Sally Draper: Ever since Grandpa Gene died and her parents got divorced, Sally has been acting out in some very unsavory ways. While at her father’s apartment and being watched by his adorable nurse-neighbor, Sally sneaks off and cuts her hair in an effort to look pretty, probably to get her father’s attention. Also, Sally gets caught playing with herself at a friend’s sleepover party, mortifying all parents, especially Betty.
Betty Draper: This woman has a touch of the crazies! Yes – her ex-husband was unfaithful, but the way she reacts to every problem is very unattractive. She slaps Sally after the hair incident and makes her go to a therapist (Henry’s idea) after the masturbation fiasco.
Glen: Sadly, Glen was not in this episode. I just wanted to bring him up.
Roger Sterling: Back in SCDP-land, the Honda account is very worrisome for Roger. As a WWII veteran, Roger generalizes the Honda execs as evil and refuses to do business with them. He verbally bashes them in a formal meeting, jeopardizing the deal. Don’t worry – Don may have saved it with his aforementioned panache.

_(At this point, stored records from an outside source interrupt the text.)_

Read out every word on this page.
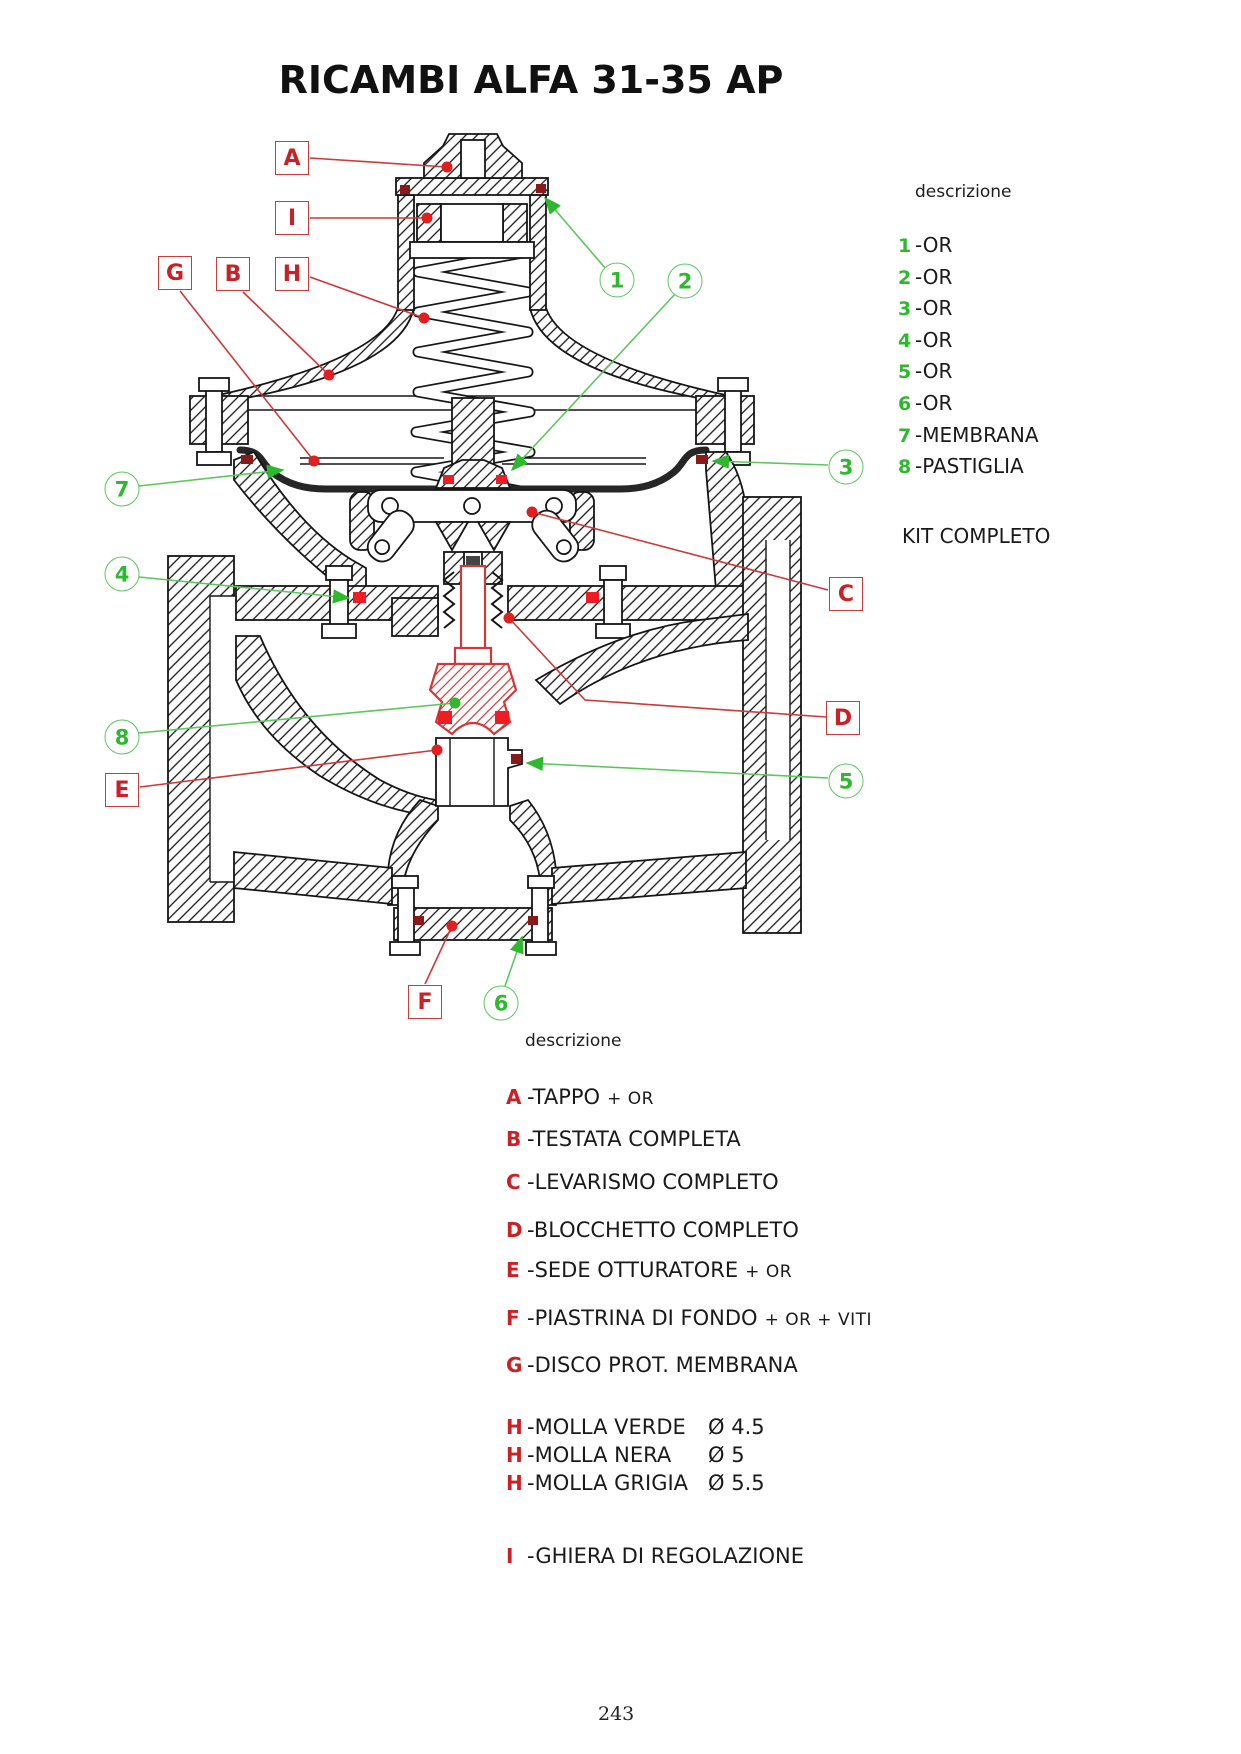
RICAMBI ALFA 31-35 AP
A
I
G B H
C
D
E
F
1	2
3
7
4
8
5
6
descrizione
1 -OR
2 -OR
3 -OR
4 -OR
5 -OR
6 -OR
7 -MEMBRANA
8 -PASTIGLIA
KIT COMPLETO
descrizione
A -TAPPO + OR
B -TESTATA COMPLETA
C -LEVARISMO COMPLETO
D -BLOCCHETTO COMPLETO
E -SEDE OTTURATORE + OR
F -PIASTRINA DI FONDO + OR + VITI
G -DISCO PROT. MEMBRANA
H -MOLLA VERDE Ø 4.5
H -MOLLA NERA Ø 5
H -MOLLA GRIGIA Ø 5.5
I -GHIERA DI REGOLAZIONE
243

Pete Campbell: Nobody likes Pete. He’s a little weasel and is unaware of how much of a pipsqueak he is. Nevertheless, he has quite a set of balls (figuratively speaking). After Roger’s inappropriate tirade, Pete furiously yelled at him, claiming that Roger is attempting to sabotage Pete’s potentially large accounts in order to make his own (Lucky Strike) the biggest account at the firm. Jaws on the floor. If an Arsenio Hall audience was to witness Pete’s rant, they surely would have barked like dogs.
Joan: While greeting SCDP’s Japanese guests, they ogled as they commented to one another in their native tongue. “How does she now fall over?” Amazing.
Before I wrap up this recap, I would like to file a formal complaint to AMC regarding the Mad Men next-ons. Every week, all we see are the Mad Men characters saying meaningless shocking blips (“Oh my god!”, “I want him to die!”, “We’re an advertising agency!”, “River of shit!”, etc). I will always watch new Mad Men episodes, but not because of these teases. They’re meaningless. Perhaps hint at the plot. Include two sides of a conversation for once.
Okay, now that I got that off my chest, I can assure you that as long as Matthew Weiner makes television, I will be watching. For now, the story of Don Draper will fascinate me week after week. Keep watching, world.